Belangrijk is ook te beseffen dat na de beslissing van de gemeenteraad en de mededeling aan VLABEL, in casu uiterlijk 31 mei, nog een heel proces doorlopen dient te worden. Eerst en vooral is er nog de termijn van toezicht van het Agentschap Binnenlands Bestuur (ABB), die dertig dagen bedraagt. Pas dan kan VLABEL de definitieve opcentiemen verwerken en het inkohieringsproces voorbereiden.
Het verzenden van de aanslagbiljetten is slechts de laatste stap in dat proces. De koppeling die u maakt tussen het later uitsturen van de aanslagbiljetten voor de rechtspersonen en het vaststellen van de opcentiemen, is op zich niet relevant. De verschuiving naar september gaat over het criterium van de verzending en geldt enkel voor rechtspersonen. Het inkohieringsproces zal ondertussen al volledig op gang getrokken zijn, de controles zullen gebeuren, ICT-matig zal nagegaan worden of alles klaar is voor de grote bulkverzendingen.

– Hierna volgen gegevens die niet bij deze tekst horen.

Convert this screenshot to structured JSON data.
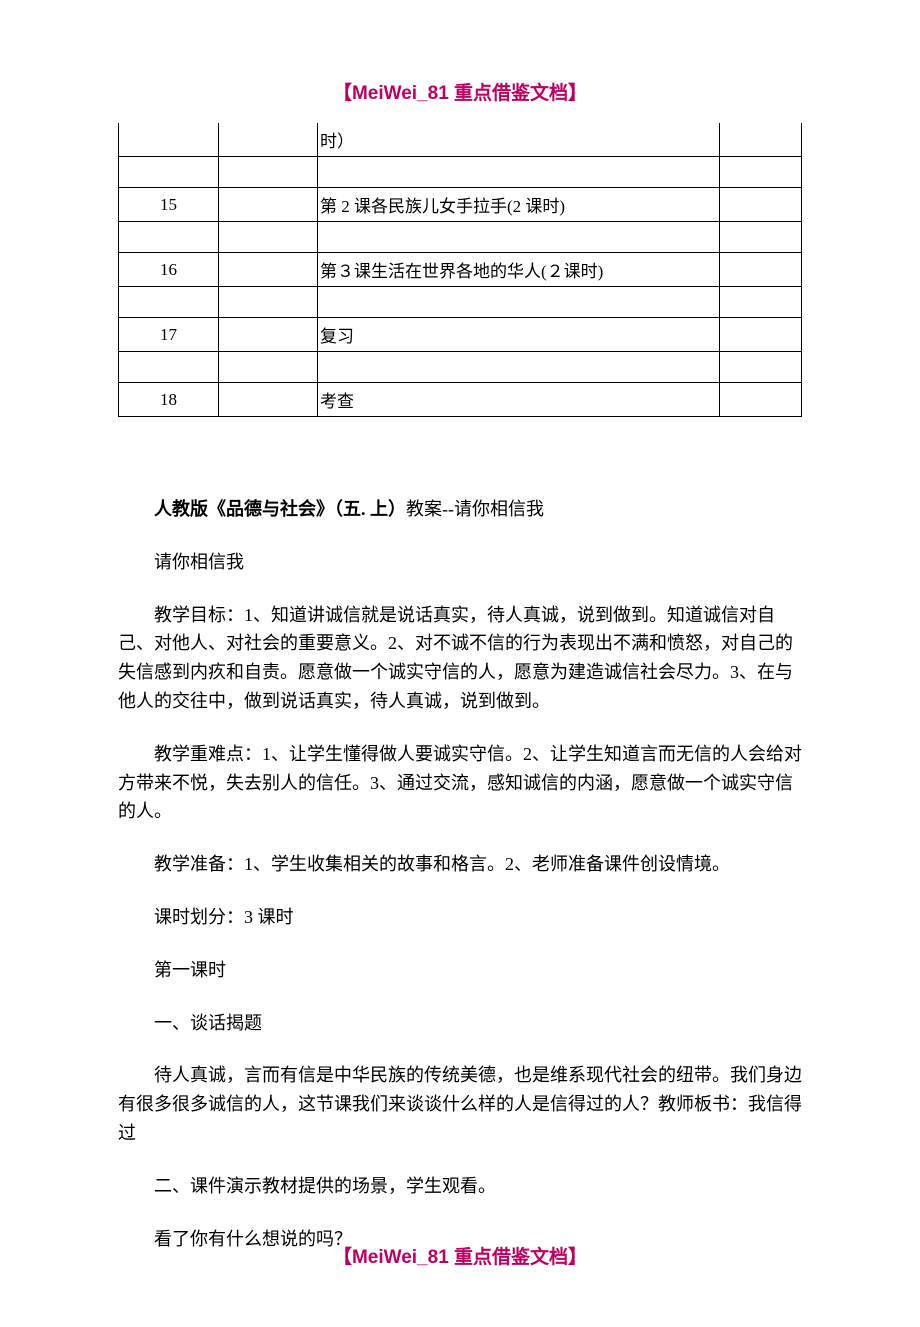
{
  "header_footer": "【MeiWei_81 重点借鉴文档】",
  "table": {
    "rows": [
      {
        "col1": "",
        "col3": "时）"
      },
      {
        "col1": "15",
        "col3": "第 2 课各民族儿女手拉手(2 课时)"
      },
      {
        "col1": "16",
        "col3": "第３课生活在世界各地的华人(２课时)"
      },
      {
        "col1": "17",
        "col3": "复习"
      },
      {
        "col1": "18",
        "col3": "考查"
      }
    ]
  },
  "lesson": {
    "title_bold": "人教版《品德与社会》（五. 上）",
    "title_rest": "教案--请你相信我",
    "p1": "请你相信我",
    "p2": "教学目标：1、知道讲诚信就是说话真实，待人真诚，说到做到。知道诚信对自己、对他人、对社会的重要意义。2、对不诚不信的行为表现出不满和愤怒，对自己的失信感到内疚和自责。愿意做一个诚实守信的人，愿意为建造诚信社会尽力。3、在与他人的交往中，做到说话真实，待人真诚，说到做到。",
    "p3": "教学重难点：1、让学生懂得做人要诚实守信。2、让学生知道言而无信的人会给对方带来不悦，失去别人的信任。3、通过交流，感知诚信的内涵，愿意做一个诚实守信的人。",
    "p4": "教学准备：1、学生收集相关的故事和格言。2、老师准备课件创设情境。",
    "p5": "课时划分：3 课时",
    "p6": "第一课时",
    "p7": "一、谈话揭题",
    "p8": "待人真诚，言而有信是中华民族的传统美德，也是维系现代社会的纽带。我们身边有很多很多诚信的人，这节课我们来谈谈什么样的人是信得过的人？教师板书：我信得过",
    "p9": "二、课件演示教材提供的场景，学生观看。",
    "p10": "看了你有什么想说的吗？"
  }
}
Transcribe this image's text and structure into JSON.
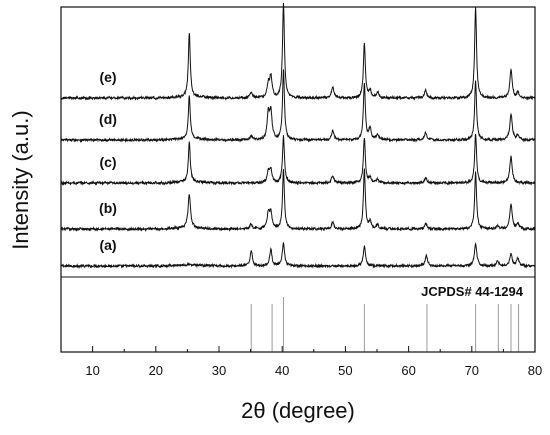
{
  "chart_data": {
    "type": "line",
    "xlabel": "2θ (degree)",
    "ylabel": "Intensity (a.u.)",
    "xlim": [
      5,
      80
    ],
    "xticks": [
      10,
      20,
      30,
      40,
      50,
      60,
      70,
      80
    ],
    "xtick_labels": [
      "10",
      "20",
      "30",
      "40",
      "50",
      "60",
      "70",
      "80"
    ],
    "y_scale": "arbitrary units, stacked offsets",
    "series": [
      {
        "name": "(a)",
        "baseline": 0,
        "peaks": [
          [
            35.1,
            0.16
          ],
          [
            38.2,
            0.17
          ],
          [
            40.2,
            0.23
          ],
          [
            53.0,
            0.2
          ],
          [
            62.8,
            0.11
          ],
          [
            70.6,
            0.24
          ],
          [
            74.1,
            0.05
          ],
          [
            76.2,
            0.13
          ],
          [
            77.3,
            0.08
          ]
        ]
      },
      {
        "name": "(b)",
        "baseline": 1,
        "peaks": [
          [
            25.3,
            0.36
          ],
          [
            35.1,
            0.05
          ],
          [
            37.8,
            0.16
          ],
          [
            38.2,
            0.17
          ],
          [
            40.2,
            0.62
          ],
          [
            48.0,
            0.07
          ],
          [
            53.0,
            0.62
          ],
          [
            53.9,
            0.07
          ],
          [
            55.1,
            0.04
          ],
          [
            62.7,
            0.06
          ],
          [
            70.6,
            0.6
          ],
          [
            74.1,
            0.03
          ],
          [
            76.2,
            0.26
          ],
          [
            77.3,
            0.05
          ]
        ]
      },
      {
        "name": "(c)",
        "baseline": 2,
        "peaks": [
          [
            25.3,
            0.42
          ],
          [
            37.8,
            0.11
          ],
          [
            38.2,
            0.14
          ],
          [
            40.2,
            0.5
          ],
          [
            48.0,
            0.08
          ],
          [
            53.0,
            0.48
          ],
          [
            53.9,
            0.05
          ],
          [
            55.1,
            0.04
          ],
          [
            62.7,
            0.05
          ],
          [
            70.6,
            0.52
          ],
          [
            76.2,
            0.28
          ]
        ]
      },
      {
        "name": "(d)",
        "baseline": 3,
        "peaks": [
          [
            25.3,
            0.46
          ],
          [
            35.1,
            0.04
          ],
          [
            37.8,
            0.26
          ],
          [
            38.2,
            0.29
          ],
          [
            40.2,
            0.74
          ],
          [
            48.0,
            0.1
          ],
          [
            53.0,
            0.6
          ],
          [
            53.9,
            0.12
          ],
          [
            55.1,
            0.06
          ],
          [
            62.7,
            0.08
          ],
          [
            70.6,
            0.62
          ],
          [
            76.2,
            0.28
          ],
          [
            77.3,
            0.05
          ]
        ]
      },
      {
        "name": "(e)",
        "baseline": 4,
        "peaks": [
          [
            25.3,
            0.68
          ],
          [
            35.1,
            0.06
          ],
          [
            37.8,
            0.14
          ],
          [
            38.2,
            0.22
          ],
          [
            40.2,
            1.0
          ],
          [
            48.0,
            0.12
          ],
          [
            53.0,
            0.58
          ],
          [
            53.9,
            0.08
          ],
          [
            55.1,
            0.06
          ],
          [
            62.7,
            0.08
          ],
          [
            70.6,
            0.96
          ],
          [
            76.2,
            0.3
          ],
          [
            77.3,
            0.05
          ]
        ]
      }
    ],
    "reference": {
      "label": "JCPDS# 44-1294",
      "lines": [
        35.1,
        38.4,
        40.2,
        53.0,
        62.9,
        70.6,
        74.2,
        76.2,
        77.4
      ]
    }
  }
}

In een normaal aanslagjaar wordt omstreeks 15 mei begonnen met het versturen van aanslagbiljetten. Nu zal dit voor natuurlijke personen vanaf juli zijn en voor rechtspersonen begin september. Dat is een verschuiving van de verzendingstermijn van ongeveer anderhalve maand tot respectievelijk drie en een halve maand. Het opschuiven van de termijn voor rechtspersonen betekent onvermijdelijk ook een vertraging op de inkohiering voor natuurlijke personen. Dat sluit allemaal aan. We kunnen niet tijdelijk personeel aanwerven om dat allemaal in één keer te doen. Dat zal aansluitend gebeuren. Het ene duwt het andere achteruit.

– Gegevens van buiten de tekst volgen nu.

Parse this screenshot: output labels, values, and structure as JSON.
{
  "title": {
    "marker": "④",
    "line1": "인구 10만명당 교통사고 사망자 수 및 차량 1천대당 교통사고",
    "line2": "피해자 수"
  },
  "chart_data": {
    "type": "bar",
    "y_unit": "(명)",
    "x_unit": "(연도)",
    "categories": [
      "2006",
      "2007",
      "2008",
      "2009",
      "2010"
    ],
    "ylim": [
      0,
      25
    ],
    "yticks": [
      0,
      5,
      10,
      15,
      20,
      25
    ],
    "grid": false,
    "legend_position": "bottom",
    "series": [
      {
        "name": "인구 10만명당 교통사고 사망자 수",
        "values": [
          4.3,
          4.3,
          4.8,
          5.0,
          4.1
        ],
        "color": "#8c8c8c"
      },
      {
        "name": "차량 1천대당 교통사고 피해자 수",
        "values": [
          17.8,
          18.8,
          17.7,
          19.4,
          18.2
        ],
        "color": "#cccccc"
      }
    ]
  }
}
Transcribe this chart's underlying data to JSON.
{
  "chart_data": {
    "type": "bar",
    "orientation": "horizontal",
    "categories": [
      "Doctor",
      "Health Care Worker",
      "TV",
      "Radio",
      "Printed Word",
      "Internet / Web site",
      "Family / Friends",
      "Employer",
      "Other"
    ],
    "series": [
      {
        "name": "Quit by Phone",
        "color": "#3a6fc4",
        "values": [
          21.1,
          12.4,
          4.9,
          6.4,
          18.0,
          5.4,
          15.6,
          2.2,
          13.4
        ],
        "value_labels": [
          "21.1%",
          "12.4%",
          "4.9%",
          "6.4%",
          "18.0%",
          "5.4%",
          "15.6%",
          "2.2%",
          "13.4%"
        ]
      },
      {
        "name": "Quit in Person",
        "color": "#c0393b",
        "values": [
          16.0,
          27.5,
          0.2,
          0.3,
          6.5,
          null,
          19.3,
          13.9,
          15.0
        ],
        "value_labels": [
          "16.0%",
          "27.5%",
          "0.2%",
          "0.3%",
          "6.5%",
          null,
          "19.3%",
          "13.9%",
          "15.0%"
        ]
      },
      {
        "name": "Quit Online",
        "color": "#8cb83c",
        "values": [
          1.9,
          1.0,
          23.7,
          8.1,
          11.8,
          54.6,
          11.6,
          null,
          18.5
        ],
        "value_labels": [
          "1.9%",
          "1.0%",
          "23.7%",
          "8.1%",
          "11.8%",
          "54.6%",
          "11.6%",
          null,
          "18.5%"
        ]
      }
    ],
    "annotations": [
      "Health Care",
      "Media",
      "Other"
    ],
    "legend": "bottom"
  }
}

De reden voor de korte deadline is dus ook dat het met deze deadline in principe toch nog haalbaar zal blijven om de verzendingen zo normaal mogelijk te laten verlopen en ook de verzenddata voor de komende aanslagjaren niet te impacteren. We willen immers ook vasthouden aan het engagement om minimaal zes maanden interval na te leven tussen de verzending van aanslagbiljetten voor opeenvolgende aanslagjaren.
Ik kan enerzijds begrijpen dat de gemeenten meer tijd zouden willen. Zoals ik daarnet zei, heb ik daar alle begrip voor, maar we moeten ons er anderzijds ook voor hoeden dat het middel erger wordt dan de kwaal. Al die technische uitwerkingen vragen veel meer tijd dan op het eerste zicht lijkt. Dit proces zomaar vertragen of opschuiven in de tijd is allesbehalve een evidentie.

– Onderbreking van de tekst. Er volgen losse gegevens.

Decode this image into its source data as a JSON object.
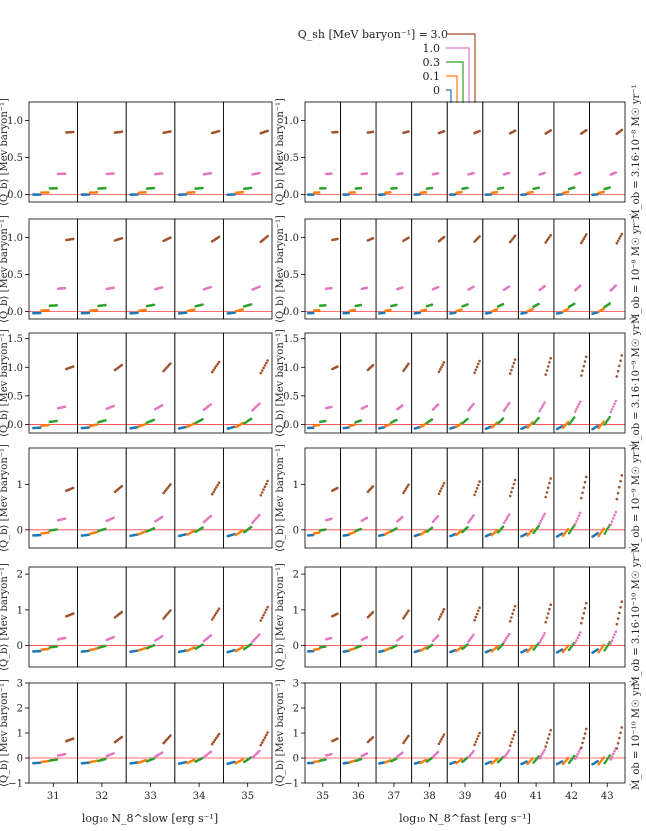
{
  "figure": {
    "legend_title": "Q_sh [MeV baryon⁻¹] =",
    "legend_entries": [
      {
        "label": "3.0",
        "color": "#a0522d"
      },
      {
        "label": "1.0",
        "color": "#e377c2"
      },
      {
        "label": "0.3",
        "color": "#2ca02c"
      },
      {
        "label": "0.1",
        "color": "#ff7f0e"
      },
      {
        "label": "0",
        "color": "#1f77b4"
      }
    ],
    "ylabel": "⟨Q_b⟩ [Mev baryon⁻¹]",
    "xlabel_left": "log₁₀ N_8^slow [erg s⁻¹]",
    "xlabel_right": "log₁₀ N_8^fast [erg s⁻¹]"
  },
  "chart_data": {
    "type": "scatter",
    "left_x_ticks": [
      "31",
      "32",
      "33",
      "34",
      "35"
    ],
    "right_x_ticks": [
      "35",
      "36",
      "37",
      "38",
      "39",
      "40",
      "41",
      "42",
      "43"
    ],
    "rows": [
      {
        "label": "Ṁ_ob = 3.16·10⁻⁸ M☉ yr⁻¹",
        "ylim": [
          -0.1,
          1.25
        ],
        "yticks": [
          0.0,
          0.5,
          1.0
        ],
        "ytick_labels": [
          "0.0",
          "0.5",
          "1.0"
        ],
        "hline": 0.0,
        "scale": 0.85,
        "spread": 0.05,
        "neg": 0.0
      },
      {
        "label": "Ṁ_ob = 10⁻⁸ M☉ yr⁻¹",
        "ylim": [
          -0.1,
          1.25
        ],
        "yticks": [
          0.0,
          0.5,
          1.0
        ],
        "ytick_labels": [
          "0.0",
          "0.5",
          "1.0"
        ],
        "hline": 0.0,
        "scale": 1.0,
        "spread": 0.12,
        "neg": 0.05
      },
      {
        "label": "Ṁ_ob = 3.16·10⁻⁹ M☉ yr⁻¹",
        "ylim": [
          -0.15,
          1.6
        ],
        "yticks": [
          0.0,
          0.5,
          1.0,
          1.5
        ],
        "ytick_labels": [
          "0.0",
          "0.5",
          "1.0",
          "1.5"
        ],
        "hline": 0.0,
        "scale": 1.05,
        "spread": 0.35,
        "neg": 0.15
      },
      {
        "label": "Ṁ_ob = 10⁻⁹ M☉ yr⁻¹",
        "ylim": [
          -0.4,
          1.8
        ],
        "yticks": [
          0,
          1
        ],
        "ytick_labels": [
          "0",
          "1"
        ],
        "hline": 0.0,
        "scale": 1.0,
        "spread": 0.5,
        "neg": 0.3
      },
      {
        "label": "Ṁ_ob = 3.16·10⁻¹⁰ M☉ yr⁻¹",
        "ylim": [
          -0.6,
          2.2
        ],
        "yticks": [
          0,
          1,
          2
        ],
        "ytick_labels": [
          "0",
          "1",
          "2"
        ],
        "hline": 0.0,
        "scale": 1.0,
        "spread": 0.6,
        "neg": 0.4
      },
      {
        "label": "Ṁ_ob = 10⁻¹⁰ M☉ yr⁻¹",
        "ylim": [
          -1.0,
          3.0
        ],
        "yticks": [
          -1,
          0,
          1,
          2,
          3
        ],
        "ytick_labels": [
          "−1",
          "0",
          "1",
          "2",
          "3"
        ],
        "hline": 0.0,
        "scale": 0.9,
        "spread": 0.8,
        "neg": 0.5
      }
    ],
    "series": [
      {
        "name": "0",
        "q": 0.0
      },
      {
        "name": "0.1",
        "q": 0.1
      },
      {
        "name": "0.3",
        "q": 0.3
      },
      {
        "name": "1.0",
        "q": 1.0
      },
      {
        "name": "3.0",
        "q": 3.0
      }
    ]
  }
}
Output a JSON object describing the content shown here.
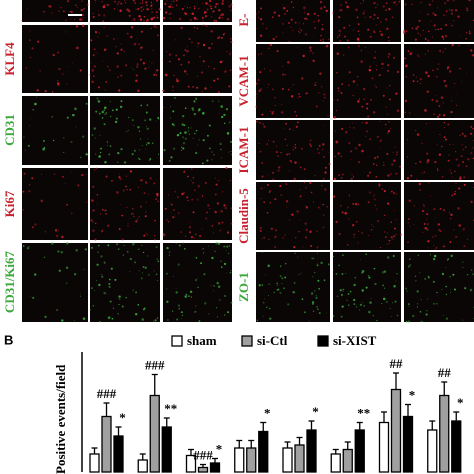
{
  "panel_labels": {
    "left": [
      "KLF4",
      "CD31",
      "Ki67",
      "CD31/Ki67"
    ],
    "right": [
      "E-",
      "VCAM-1",
      "ICAM-1",
      "Claudin-5",
      "ZO-1"
    ]
  },
  "chart_data": {
    "type": "bar",
    "panel": "B",
    "y_label": "Positive events/field",
    "categories": [
      null,
      null,
      null,
      null,
      null,
      null,
      null,
      null
    ],
    "ylim": [
      0,
      80
    ],
    "series": [
      {
        "name": "sham",
        "color": "#ffffff",
        "values": [
          12,
          8,
          11,
          16,
          16,
          12,
          33,
          28
        ],
        "errors": [
          4,
          4,
          4,
          5,
          4,
          3,
          7,
          6
        ],
        "annotations": [
          null,
          null,
          null,
          null,
          null,
          null,
          null,
          null
        ]
      },
      {
        "name": "si-Ctl",
        "color": "#a0a0a0",
        "values": [
          37,
          51,
          3,
          16,
          18,
          15,
          55,
          51
        ],
        "errors": [
          9,
          14,
          2,
          5,
          5,
          5,
          11,
          9
        ],
        "annotations": [
          "###",
          "###",
          "###",
          null,
          null,
          null,
          "##",
          "##"
        ]
      },
      {
        "name": "si-XIST",
        "color": "#000000",
        "values": [
          24,
          30,
          6,
          27,
          28,
          28,
          37,
          34
        ],
        "errors": [
          6,
          6,
          3,
          6,
          6,
          5,
          8,
          6
        ],
        "annotations": [
          "*",
          "**",
          "*",
          "*",
          "*",
          "**",
          "*",
          "*"
        ]
      }
    ]
  }
}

Dit was nu eenmaal een moeilijke evenwichtsoefening, maar met deze regeling wordt er toch een mogelijkheid geboden aan de gemeenten, met de minst mogelijke impact voor de achterliggende processen.
Het zal van iedereen, zowel van de gemeenten als van VLABEL, veel en bijkomend werk vragen. Maar de mogelijkheid is er.
Het lijkt mij niet aan de Vlaamse Regering om hieromtrent nog een initiatief te nemen. Het was trouwens een decretaal initiatief vanuit het parlement. Mochten er nog wijzigingen mogelijk zijn, dan laat ik dat over aan jullie. Wij zijn daar, wat het tijdstip van die verzendingen betreft, absoluut geen vragende partij voor.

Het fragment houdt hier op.